Dal Palak, Red Lentil with Spinach
Masoor dal or Red Lentils are power packed with nutrients and has immeasurable health benefits. It doesn't need soaking and gets cooked in just one whistle in pressure cooker.
Red Lentil is available as split dal and whole also. I somehow prefer the whole one.
In winters I enjoy this dal with spinach, making it even more nutritious.
Today I served it with Bajra Rotis(Pearl Millet flat bread).
You can also make this dal without onion and garlic. Trust me ,it tastes equally good.
Masoor pink dal (Red Lentils) 1 1/3 cup
Spinach 3 cups tightly packed 180 gms
Water 2 cup
Salt 2 tsp
Ghee 3 tbsp
Asaefotida a pinch
Cumin Seeds 1 tsp
Green Chili 1 finely chopped
Onion 1 large finely chopped
Garlic 2 tsp finely chopped (optional)
Tomatoes 2 large chopped
Ginger 2 tsp grated
Red Chili pd 2 tsp
Turmeric powder 1 tsp
Lemon juice 2 tsp.
Ghee 1 tbsp
Red whole chili. 1
Red chili powder 1/2 tsp
1. Wash and chop the spinach very finely.
2. Wash the lentils 3 times in running water
3. Pressure cook lentils with spinach ,two cups water and salt for one wistle
4. Let the pressure drop naturally , open the pressure cooker and mix the contents well
5. Heat ghee in a large pan/ kadhai , add asaefotida and cumin seeds
6. When the cumin seeds turn golden add green chili, garlic ( if using) and onion in this order.

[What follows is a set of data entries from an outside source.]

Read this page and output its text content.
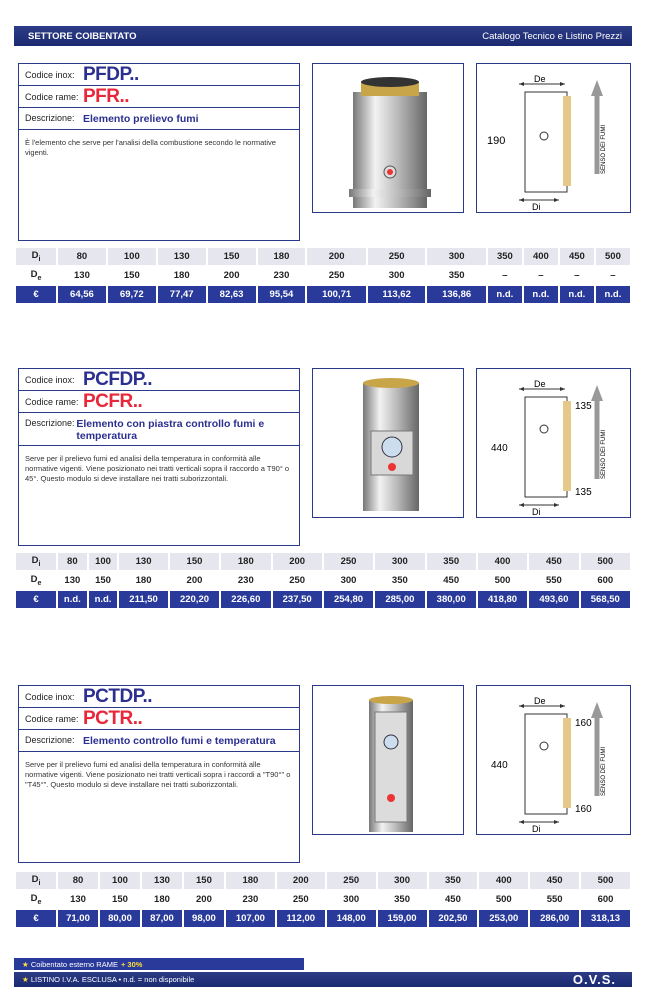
SETTORE COIBENTATO	Catalogo Tecnico e Listino Prezzi
Codice inox: PFDP..
Codice rame: PFR..
Descrizione: Elemento prelievo fumi
È l'elemento che serve per l'analisi della combustione secondo le normative vigenti.
De
Di
SENSO DEI FUMI
190
Codice inox: PCFDP..
Codice rame: PCFR..
Descrizione: Elemento con piastra controllo fumi e temperatura
Serve per il prelievo fumi ed analisi della temperatura in conformità alle normative vigenti. Viene posizionato nei tratti verticali sopra il raccordo a T90° o 45°. Questo modulo si deve installare nei tratti suborizzontali.
De
Di
SENSO DEI FUMI
135
440
135
Codice inox: PCTDP..
Codice rame: PCTR..
Descrizione: Elemento controllo fumi e temperatura
Serve per il prelievo fumi ed analisi della temperatura in conformità alle normative vigenti. Viene posizionato nei tratti verticali sopra i raccordi a "T90°" o "T45°". Questo modulo si deve installare nei tratti suborizzontali.
De
Di
SENSO DEI FUMI
160
440
160
★
Coibentato esterno RAME + 30%
★ LISTINO I.V.A. ESCLUSA • n.d. = non disponibile	O.V.S.
$D_i$	80	100	130	150	180	200	250	300	350	400	450	500
$D_e$	130	150	180	200	230	250	300	350	–	–	–	–
€	64,56	69,72	77,47	82,63	95,54	100,71	113,62	136,86	n.d.	n.d.	n.d.	n.d.
$D_i$	80	100	130	150	180	200	250	300	350	400	450	500
$D_e$	130	150	180	200	230	250	300	350	450	500	550	600
€	n.d.	n.d.	211,50	220,20	226,60	237,50	254,80	285,00	380,00	418,80	493,60	568,50
$D_i$	80	100	130	150	180	200	250	300	350	400	450	500
$D_e$	130	150	180	200	230	250	300	350	450	500	550	600
€	71,00	80,00	87,00	98,00	107,00	112,00	148,00	159,00	202,50	253,00	286,00	318,13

7. Fry on low heat till onions turn soft and pink.
8. Add tomatoes and ginger.
9. Cook covered on low heat till tomatoes soften.
10. Mash the tomatoes with the back of a ladle , add red chili powder and turmeric powder. Mix well
11. Crush cloves and peppercorn in a mortar and pestle, add it to the pan.
12. Cook till oil floats on top
13. Pour the lentils into the pan mix well
14. Add 1 cup water , bring it to a boil.
15. Let it simmer for 5 mins
16. Add lemon juice
17. Taste and adjust seasoning
18. Check the consistency of the lentils , add boiling water accordingly.
19. Before serving heat ghee in a small pan, add whole chili .
20. Add red chili powder
21. Pour over hot dal
22. Serve immediately
23. Pairs well with Indian Bread and white rice.